Konradinum Eugendorf

Das Konradinum in einer alten Ansicht; Quelle: Konradinum.

„ES KAM NIEMAND MEHR ZURÜCK!"

Nachdem sich die Kongregation der Barmherzigen Schwestern bereit erklärt hatte „das erforderliche Warte- und Pflegepersonal für die Idiotenanstalt in Eugendorf beizustellen“ konnte diese Einrichtung im Jänner 1907 eröffnet werden. In Anlehnung an den  im Jahr zuvor verstorbenen Pfarrer Konrad Seyde, der die Liegenschaft dem Land zweckbestimmt überlassen hatte, erhielt sie den Namen "Konradinum".

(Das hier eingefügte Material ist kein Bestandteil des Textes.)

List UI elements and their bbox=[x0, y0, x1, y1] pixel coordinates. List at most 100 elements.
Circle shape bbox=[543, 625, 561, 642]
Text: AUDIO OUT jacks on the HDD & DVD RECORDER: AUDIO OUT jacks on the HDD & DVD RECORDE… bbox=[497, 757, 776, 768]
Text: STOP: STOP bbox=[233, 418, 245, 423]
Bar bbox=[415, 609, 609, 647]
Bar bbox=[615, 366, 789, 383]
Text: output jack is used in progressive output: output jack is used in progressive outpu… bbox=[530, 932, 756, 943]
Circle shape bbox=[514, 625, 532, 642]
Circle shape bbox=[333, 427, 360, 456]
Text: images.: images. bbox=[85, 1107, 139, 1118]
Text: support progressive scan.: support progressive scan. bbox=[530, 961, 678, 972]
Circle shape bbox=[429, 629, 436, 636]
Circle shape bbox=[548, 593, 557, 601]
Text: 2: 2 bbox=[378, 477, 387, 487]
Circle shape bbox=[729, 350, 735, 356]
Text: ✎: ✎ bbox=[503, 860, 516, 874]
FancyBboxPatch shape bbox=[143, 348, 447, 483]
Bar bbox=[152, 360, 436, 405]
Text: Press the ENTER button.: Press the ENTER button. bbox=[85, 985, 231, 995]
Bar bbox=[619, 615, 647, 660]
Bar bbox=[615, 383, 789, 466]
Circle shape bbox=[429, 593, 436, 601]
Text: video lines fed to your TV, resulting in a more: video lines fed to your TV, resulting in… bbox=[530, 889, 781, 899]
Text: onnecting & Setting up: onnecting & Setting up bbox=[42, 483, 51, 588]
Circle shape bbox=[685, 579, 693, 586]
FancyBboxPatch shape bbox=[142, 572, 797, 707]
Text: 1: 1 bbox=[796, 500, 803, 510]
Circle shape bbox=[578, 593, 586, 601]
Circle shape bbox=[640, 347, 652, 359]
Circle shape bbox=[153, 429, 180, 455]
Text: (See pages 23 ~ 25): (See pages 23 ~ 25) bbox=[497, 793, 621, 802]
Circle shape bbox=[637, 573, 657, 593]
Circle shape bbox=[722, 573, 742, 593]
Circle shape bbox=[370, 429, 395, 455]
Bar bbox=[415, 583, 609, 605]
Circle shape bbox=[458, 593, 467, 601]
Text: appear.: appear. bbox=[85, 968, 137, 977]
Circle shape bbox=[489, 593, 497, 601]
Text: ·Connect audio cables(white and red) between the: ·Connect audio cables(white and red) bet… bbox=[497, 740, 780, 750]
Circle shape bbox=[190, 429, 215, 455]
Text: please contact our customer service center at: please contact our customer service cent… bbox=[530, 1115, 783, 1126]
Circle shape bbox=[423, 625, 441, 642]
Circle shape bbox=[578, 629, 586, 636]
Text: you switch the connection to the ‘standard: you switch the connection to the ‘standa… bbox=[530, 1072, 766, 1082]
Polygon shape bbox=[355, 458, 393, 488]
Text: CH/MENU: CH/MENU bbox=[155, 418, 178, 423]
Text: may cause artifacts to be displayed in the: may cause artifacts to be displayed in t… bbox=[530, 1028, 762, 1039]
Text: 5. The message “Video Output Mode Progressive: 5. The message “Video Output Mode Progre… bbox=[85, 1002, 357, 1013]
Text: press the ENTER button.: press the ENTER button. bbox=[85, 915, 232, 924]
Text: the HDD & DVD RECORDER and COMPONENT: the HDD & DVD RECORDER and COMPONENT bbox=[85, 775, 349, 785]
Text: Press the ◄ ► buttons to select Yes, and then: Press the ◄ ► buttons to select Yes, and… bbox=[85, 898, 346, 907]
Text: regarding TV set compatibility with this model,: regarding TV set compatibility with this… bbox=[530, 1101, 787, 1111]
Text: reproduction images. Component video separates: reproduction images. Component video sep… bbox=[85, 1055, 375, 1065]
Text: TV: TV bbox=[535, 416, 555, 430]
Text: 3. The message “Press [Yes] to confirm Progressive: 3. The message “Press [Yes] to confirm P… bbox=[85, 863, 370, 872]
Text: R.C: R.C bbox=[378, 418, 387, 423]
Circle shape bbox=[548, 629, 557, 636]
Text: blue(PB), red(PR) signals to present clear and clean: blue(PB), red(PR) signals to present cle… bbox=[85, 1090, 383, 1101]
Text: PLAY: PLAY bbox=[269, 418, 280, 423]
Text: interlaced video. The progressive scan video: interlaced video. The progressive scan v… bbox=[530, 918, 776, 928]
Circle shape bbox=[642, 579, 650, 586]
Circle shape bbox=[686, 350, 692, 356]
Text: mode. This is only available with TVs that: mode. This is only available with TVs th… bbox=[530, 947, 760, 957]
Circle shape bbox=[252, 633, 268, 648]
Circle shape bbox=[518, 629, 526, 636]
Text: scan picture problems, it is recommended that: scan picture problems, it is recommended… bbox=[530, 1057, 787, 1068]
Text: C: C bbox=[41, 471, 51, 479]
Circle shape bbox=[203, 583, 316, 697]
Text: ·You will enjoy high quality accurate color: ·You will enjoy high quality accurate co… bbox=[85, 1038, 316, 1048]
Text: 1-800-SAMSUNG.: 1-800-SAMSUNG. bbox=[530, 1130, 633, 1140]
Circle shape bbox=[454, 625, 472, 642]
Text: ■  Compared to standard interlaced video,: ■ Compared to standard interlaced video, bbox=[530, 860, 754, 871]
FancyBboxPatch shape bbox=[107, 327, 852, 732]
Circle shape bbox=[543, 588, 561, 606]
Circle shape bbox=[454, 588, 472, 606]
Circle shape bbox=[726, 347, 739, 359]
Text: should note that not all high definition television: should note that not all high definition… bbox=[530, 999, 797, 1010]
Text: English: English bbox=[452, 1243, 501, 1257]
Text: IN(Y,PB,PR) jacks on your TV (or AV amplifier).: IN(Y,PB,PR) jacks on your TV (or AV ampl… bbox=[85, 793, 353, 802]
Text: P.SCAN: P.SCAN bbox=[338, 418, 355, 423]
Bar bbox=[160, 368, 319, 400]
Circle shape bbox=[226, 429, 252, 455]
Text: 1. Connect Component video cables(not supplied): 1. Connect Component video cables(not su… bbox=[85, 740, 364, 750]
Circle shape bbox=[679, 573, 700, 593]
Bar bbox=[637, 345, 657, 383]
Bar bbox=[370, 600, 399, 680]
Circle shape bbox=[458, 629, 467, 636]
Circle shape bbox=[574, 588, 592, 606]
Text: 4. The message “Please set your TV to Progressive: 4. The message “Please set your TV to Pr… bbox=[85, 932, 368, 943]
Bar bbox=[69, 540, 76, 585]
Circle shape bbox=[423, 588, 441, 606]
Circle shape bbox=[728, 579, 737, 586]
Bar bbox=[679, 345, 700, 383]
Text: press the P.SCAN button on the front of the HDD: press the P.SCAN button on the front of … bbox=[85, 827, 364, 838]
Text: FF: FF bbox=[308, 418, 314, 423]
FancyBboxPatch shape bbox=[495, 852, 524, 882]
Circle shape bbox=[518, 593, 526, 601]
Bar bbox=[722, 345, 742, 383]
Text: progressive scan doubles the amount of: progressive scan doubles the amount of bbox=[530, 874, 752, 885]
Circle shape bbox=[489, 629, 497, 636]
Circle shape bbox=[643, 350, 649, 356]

Kurz nach dem "Anschluss" Österreichs an das Deutsche Reich 1938, 31 Jahre nach der Gründung der Anstalt, lösten die neuen Machthaber das "Konradinum" auf. Aufzeichnungen darüber und über die genaue Zahl der zuletzt untergebrachten Behinderten liegen nicht vor. Folgendes lässt sich rekonstruieren: Zehn Kinder nahm vorübergehend die Caritasanstalt St. Anton in Bruck an der Glocknerstraße auf.  20 Personen wurden von den Schwestern in das Vinzentinerinnenkloster Mariathal bei Kramsach in Tirol übersiedelt. Dort war die Kongregation gezwungen worden, die Volksschule und das Heim für weibliche Waisen zu schließen und stattdessen geistig schwerstbehinderte und voll pflegebedürftige Kinder und Erwachsene aufzunehmen. Weitere 13 Pfleglinge mussten im Herbst 1938 auf Anweisung des Landrates gemeinsam mit zwei Schwestern nach Schernberg verlegt werden. Das Konradinum war somit menschenleer und lokale NS-Organisationen konnten in die Räumlichkeiten einziehen.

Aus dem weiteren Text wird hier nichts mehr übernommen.